In the U.S.A., counties are more grappled by the polluted air. According to the American Lung Association, nearly 22.8 million people i.e. (7.1%) in the United States live in counties with unhealthy year-round levels of particle pollution. Cities like Bakersfield in California, Houston in Texas, top the chart of AQI with alarming figure of particulate matter.
Coal is one of the most abundantly used fossil fuel for the purpose of generation of power and heat in India and America. Even though new renewable, eco-friendly resources are evolving, coal still remains majorly irreplaceable for mass production. Coal combustion also amounts for the highest carbon emissions as seen in the table above. It either needs to mitigate through modifying the existing usage of coal and other fuels or gradual shift toward newer resources operating in the entire country. In U.S., power plants are the largest stationary source of carbon emissions. The electric sector contributed 40% of all energy related carbon dioxide release in 2013. Hence, taking steps to reduce the pollution by improving the electricity generation process would be highly beneficial. The strong federal system of U.S. has been proving helpful to formulate ground-level plans with governors and policy makers playing major role.

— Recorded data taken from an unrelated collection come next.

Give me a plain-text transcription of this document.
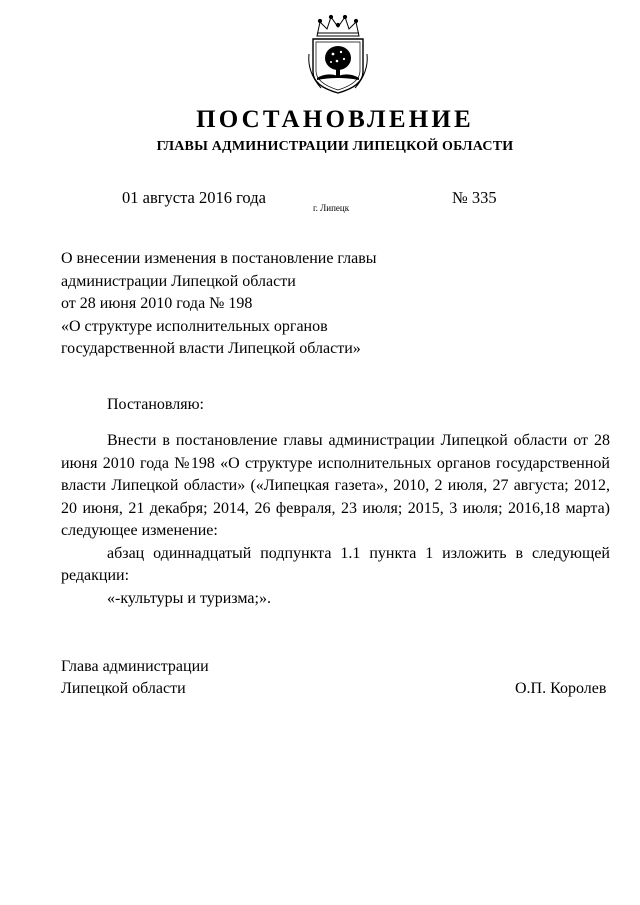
ПОСТАНОВЛЕНИЕ
ГЛАВЫ АДМИНИСТРАЦИИ ЛИПЕЦКОЙ ОБЛАСТИ
01 августа 2016 года
г. Липецк
№ 335
О внесении изменения в постановление главы
администрации Липецкой области
от 28 июня 2010 года № 198
«О структуре исполнительных органов
государственной власти Липецкой области»
Постановляю:

Внести в постановление главы администрации Липецкой области от 28 июня 2010 года №198 «О структуре исполнительных органов государственной власти Липецкой области» («Липецкая газета», 2010, 2 июля, 27 августа; 2012, 20 июня, 21 декабря; 2014, 26 февраля, 23 июля; 2015, 3 июля; 2016,18 марта) следующее изменение:

абзац одиннадцатый подпункта 1.1 пункта 1 изложить в следующей редакции:

«-культуры и туризма;».

Глава администрации
Липецкой области	О.П. Королев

As a global participant and an abiding party of the Climate change agreement, India will also have to articulate its stance and initiatives more precisely not just with the western countries but also giving increasing importance to its eastern partners which includes Japan, China, Australia, ASEAN, and also Russia. Inventions and start-ups would be a welcoming move. Plus, the tools to monitor the emissions need to be more up-to date, as one cannot rely on obsolete data to bring about policy changes.